I am a newbie to ansible but I got to explore how to run a tasks in parallel by spawing a thread for each task instead of a process. My requirement is to run the playbook on my localhost and there is no remote task execution needed.
I also would like to wait for all threads to complete before I move on to a task that has to be serialised.
Can I chose thread vs process when it comes to parallel task execution?
If it is possible to spawn threads from ansible, are they equivalent to python greenthreads or pthreads or something else?
The only current process model is forking. There has been some work done to add a threaded process model, but there are some large hurdles to overcome.
In practice, it is not necessarily more performant, and in many cases it was less performant, as it causes more CPU contention on a single core that is already resource constrained.
Thank you for the prompt reply… Just a curious question: Is the threading work that is underway based on python threads or pthreads or any other threading mechanism? As you mentioned that the threading model is not going to be performant, was the reason being the python’s GIL?

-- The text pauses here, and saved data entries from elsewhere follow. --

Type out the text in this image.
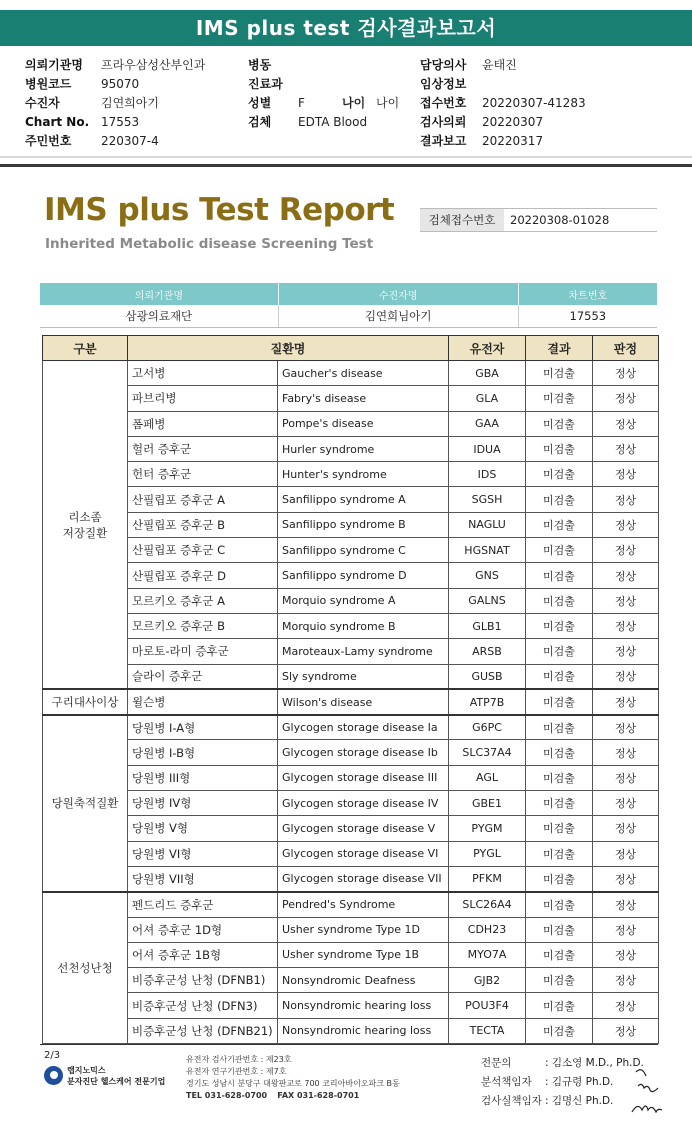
IMS plus test 검사결과보고서
의뢰기관명 프라우삼성산부인과
병원코드 95070
수진자	김연희아기
Chart No. 17553
주민번호 220307-4
병동
진료과
성별 F	나이 나이
검체 EDTA Blood
담당의사 윤태진
임상정보
접수번호 20220307-41283
검사의뢰 20220307
결과보고 20220317
IMS plus Test Report
Inherited Metabolic disease Screening Test
검체접수번호	20220308-01028
의뢰기관명	수진자명	차트번호
삼광의료재단	김연희님아기	17553
구분	질환명		유전자	결과	판정
리소좀
저장질환	고서병	Gaucher's disease	GBA	미검출	정상
	파브리병	Fabry's disease	GLA	미검출	정상
	폼페병	Pompe's disease	GAA	미검출	정상
	헐러 증후군	Hurler syndrome	IDUA	미검출	정상
	헌터 증후군	Hunter's syndrome	IDS	미검출	정상
	산필립포 증후군 A	Sanfilippo syndrome A	SGSH	미검출	정상
	산필립포 증후군 B	Sanfilippo syndrome B	NAGLU	미검출	정상
	산필립포 증후군 C	Sanfilippo syndrome C	HGSNAT	미검출	정상
	산필립포 증후군 D	Sanfilippo syndrome D	GNS	미검출	정상
	모르키오 증후군 A	Morquio syndrome A	GALNS	미검출	정상
	모르키오 증후군 B	Morquio syndrome B	GLB1	미검출	정상
	마로토-라미 증후군	Maroteaux-Lamy syndrome	ARSB	미검출	정상
	슬라이 증후군	Sly syndrome	GUSB	미검출	정상
구리대사이상	윌슨병	Wilson's disease	ATP7B	미검출	정상
당원축적질환	당원병 I-A형	Glycogen storage disease Ia	G6PC	미검출	정상
	당원병 I-B형	Glycogen storage disease Ib	SLC37A4	미검출	정상
	당원병 III형	Glycogen storage disease III	AGL	미검출	정상
	당원병 IV형	Glycogen storage disease IV	GBE1	미검출	정상
	당원병 V형	Glycogen storage disease V	PYGM	미검출	정상
	당원병 VI형	Glycogen storage disease VI	PYGL	미검출	정상
	당원병 VII형	Glycogen storage disease VII	PFKM	미검출	정상
선천성난청	펜드리드 증후군	Pendred's Syndrome	SLC26A4	미검출	정상
	어셔 증후군 1D형	Usher syndrome Type 1D	CDH23	미검출	정상
	어셔 증후군 1B형	Usher syndrome Type 1B	MYO7A	미검출	정상
	비증후군성 난청 (DFNB1)	Nonsyndromic Deafness	GJB2	미검출	정상
	비증후군성 난청 (DFN3)	Nonsyndromic hearing loss	POU3F4	미검출	정상
	비증후군성 난청 (DFNB21)	Nonsyndromic hearing loss	TECTA	미검출	정상
2/3
랩지노믹스
분자진단 헬스케어 전문기업
유전자 검사기관번호 : 제23호
유전자 연구기관번호 : 제7호
경기도 성남시 분당구 대왕판교로 700 코리아바이오파크 B동
TEL 031-628-0700 FAX 031-628-0701
전문의	: 김소영 M.D., Ph.D.
분석책임자 : 김규령 Ph.D.
검사실책임자 : 김명신 Ph.D.
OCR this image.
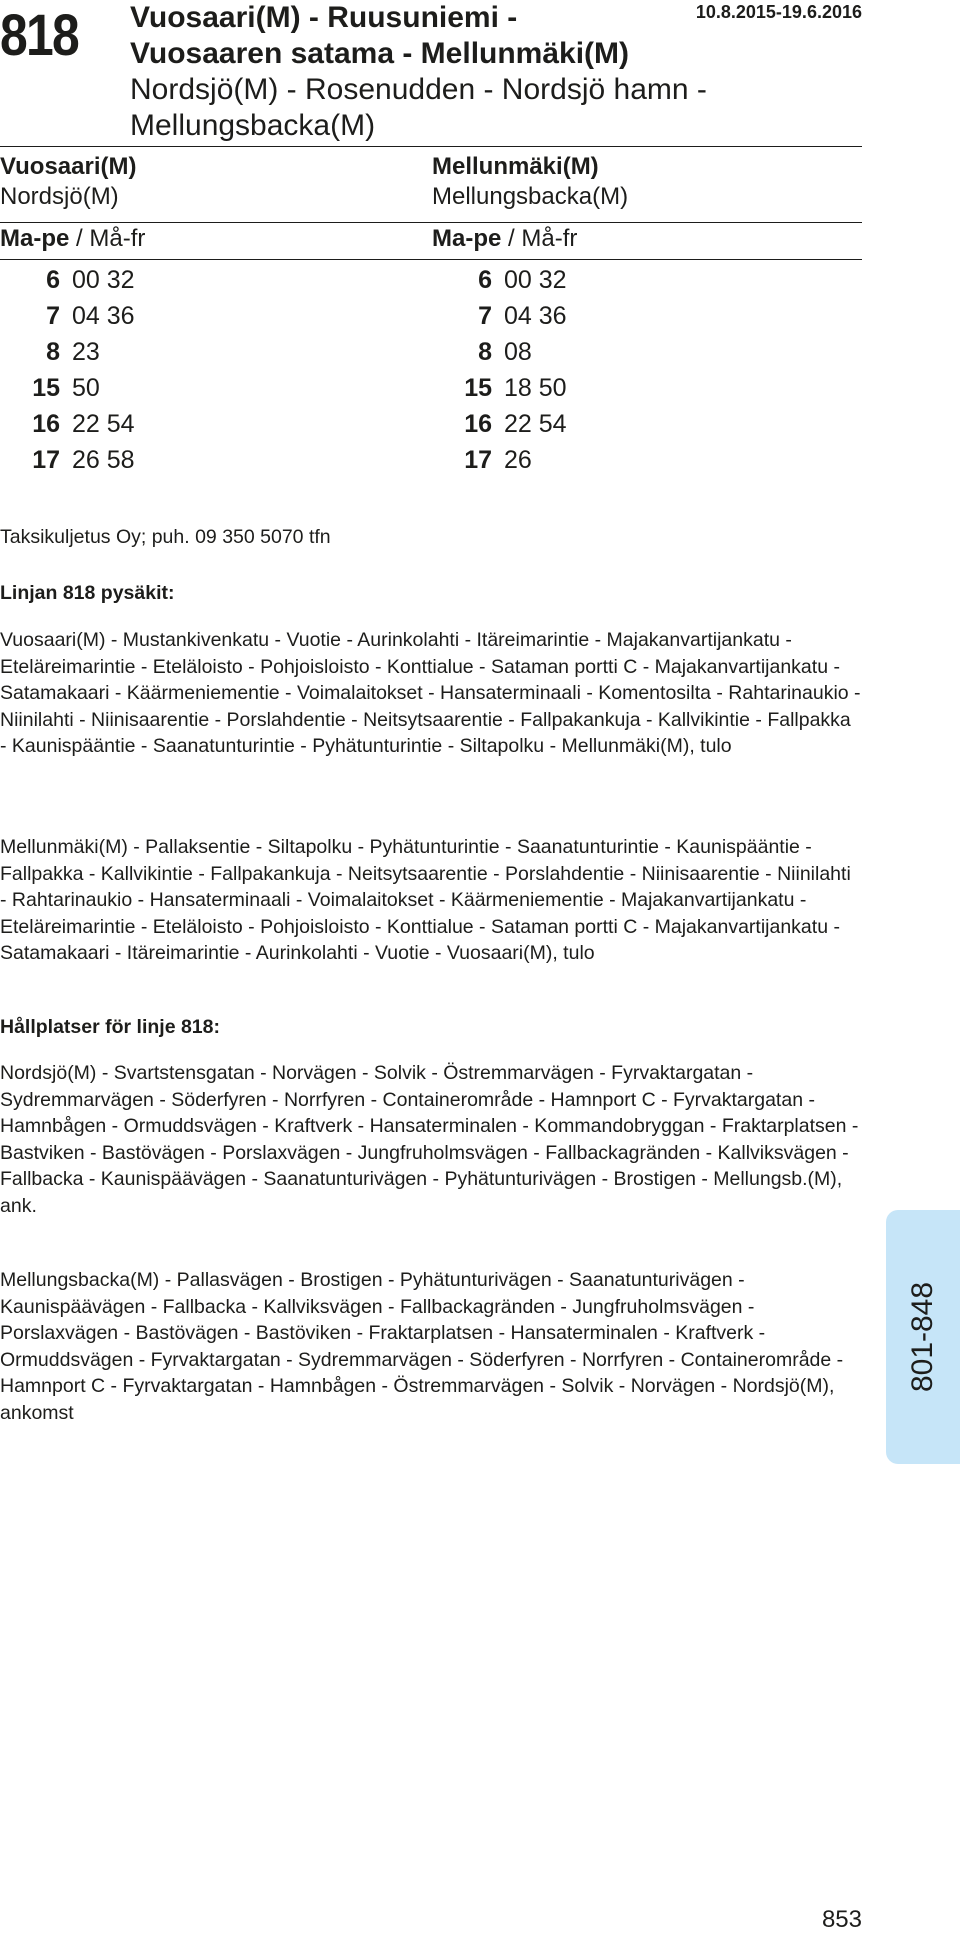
818 Vuosaari(M) - Ruusuniemi -
Vuosaaren satama - Mellunmäki(M)
Nordsjö(M) - Rosenudden - Nordsjö hamn -
Mellungsbacka(M)
10.8.2015-19.6.2016
Vuosaari(M)
Nordsjö(M)
Mellunmäki(M)
Mellungsbacka(M)
Ma-pe / Må-fr	Ma-pe / Må-fr
6 00 32
7 04 36
8 23
15 50
16 22 54
17 26 58
6 00 32
7 04 36
8 08
15 18 50
16 22 54
17 26
Taksikuljetus Oy; puh. 09 350 5070 tfn
Linjan 818 pysäkit:
Vuosaari(M) - Mustankivenkatu - Vuotie - Aurinkolahti - Itäreimarintie - Majakanvartijankatu - Eteläreimarintie - Eteläloisto - Pohjoisloisto - Konttialue - Sataman portti C - Majakanvartijankatu - Satamakaari - Käärmeniementie - Voimalaitokset - Hansaterminaali - Komentosilta - Rahtarinaukio - Niinilahti - Niinisaarentie - Porslahdentie - Neitsytsaarentie - Fallpakankuja - Kallvikintie - Fallpakka - Kaunispääntie - Saanatunturintie - Pyhätunturintie - Siltapolku - Mellunmäki(M), tulo
Mellunmäki(M) - Pallaksentie - Siltapolku - Pyhätunturintie - Saanatunturintie - Kaunispääntie - Fallpakka - Kallvikintie - Fallpakankuja - Neitsytsaarentie - Porslahdentie - Niinisaarentie - Niinilahti - Rahtarinaukio - Hansaterminaali - Voimalaitokset - Käärmeniementie - Majakanvartijankatu - Eteläreimarintie - Eteläloisto - Pohjoisloisto - Konttialue - Sataman portti C - Majakanvartijankatu - Satamakaari - Itäreimarintie - Aurinkolahti - Vuotie - Vuosaari(M), tulo
Hållplatser för linje 818:
Nordsjö(M) - Svartstensgatan - Norvägen - Solvik - Östremmarvägen - Fyrvaktargatan - Sydremmarvägen - Söderfyren - Norrfyren - Containerområde - Hamnport C - Fyrvaktargatan - Hamnbågen - Ormuddsvägen - Kraftverk - Hansaterminalen - Kommandobryggan - Fraktarplatsen - Bastviken - Bastövägen - Porslaxvägen - Jungfruholmsvägen - Fallbackagränden - Kallviksvägen - Fallbacka - Kaunispäävägen - Saanatunturivägen - Pyhätunturivägen - Brostigen - Mellungsb.(M), ank.
Mellungsbacka(M) - Pallasvägen - Brostigen - Pyhätunturivägen - Saanatunturivägen - Kaunispäävägen - Fallbacka - Kallviksvägen - Fallbackagränden - Jungfruholmsvägen - Porslaxvägen - Bastövägen - Bastöviken - Fraktarplatsen - Hansaterminalen - Kraftverk - Ormuddsvägen - Fyrvaktargatan - Sydremmarvägen - Söderfyren - Norrfyren - Containerområde - Hamnport C - Fyrvaktargatan - Hamnbågen - Östremmarvägen - Solvik - Norvägen - Nordsjö(M), ankomst
801-848
853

Yes, it would utilize the threading library in Python. The GIL is a primary cause to the CPU restrictions. Our main process that orchestrates all of the task executions is already heavily CPU bound, so adding additional threads to the same core can cause a decrease in performance. Assuming we create a process model plugin type, other process models are possible, such as using asyncio, concurrent.futures, gevent, etc. But I don’t expect this work to be complete any time soon.
So for now, consider forking the only process model for the near future.
Got another question in concurrency support in Ansible.
Is there any way to limit the number of processes that could be spawned on a given host?
My requirement is not to execute the commands/scripts remotely. In my case, the whole play needs to be executed on locahost only.
I have tried a simple test program and noticed that there are as many as 6 processes are spawned to execute ‘sleep 20’ asynchronously.
Thank you Matt!
In the above example I have explicitly passed --forks=1 but still there are 2 worker processes(PIDs 69484 and 69520) were spawned, that means there will be minimum 2 workers get spawned and we can’t limit that to one? I understand that there is no control to limit the total number of processes will be spawned by the workers.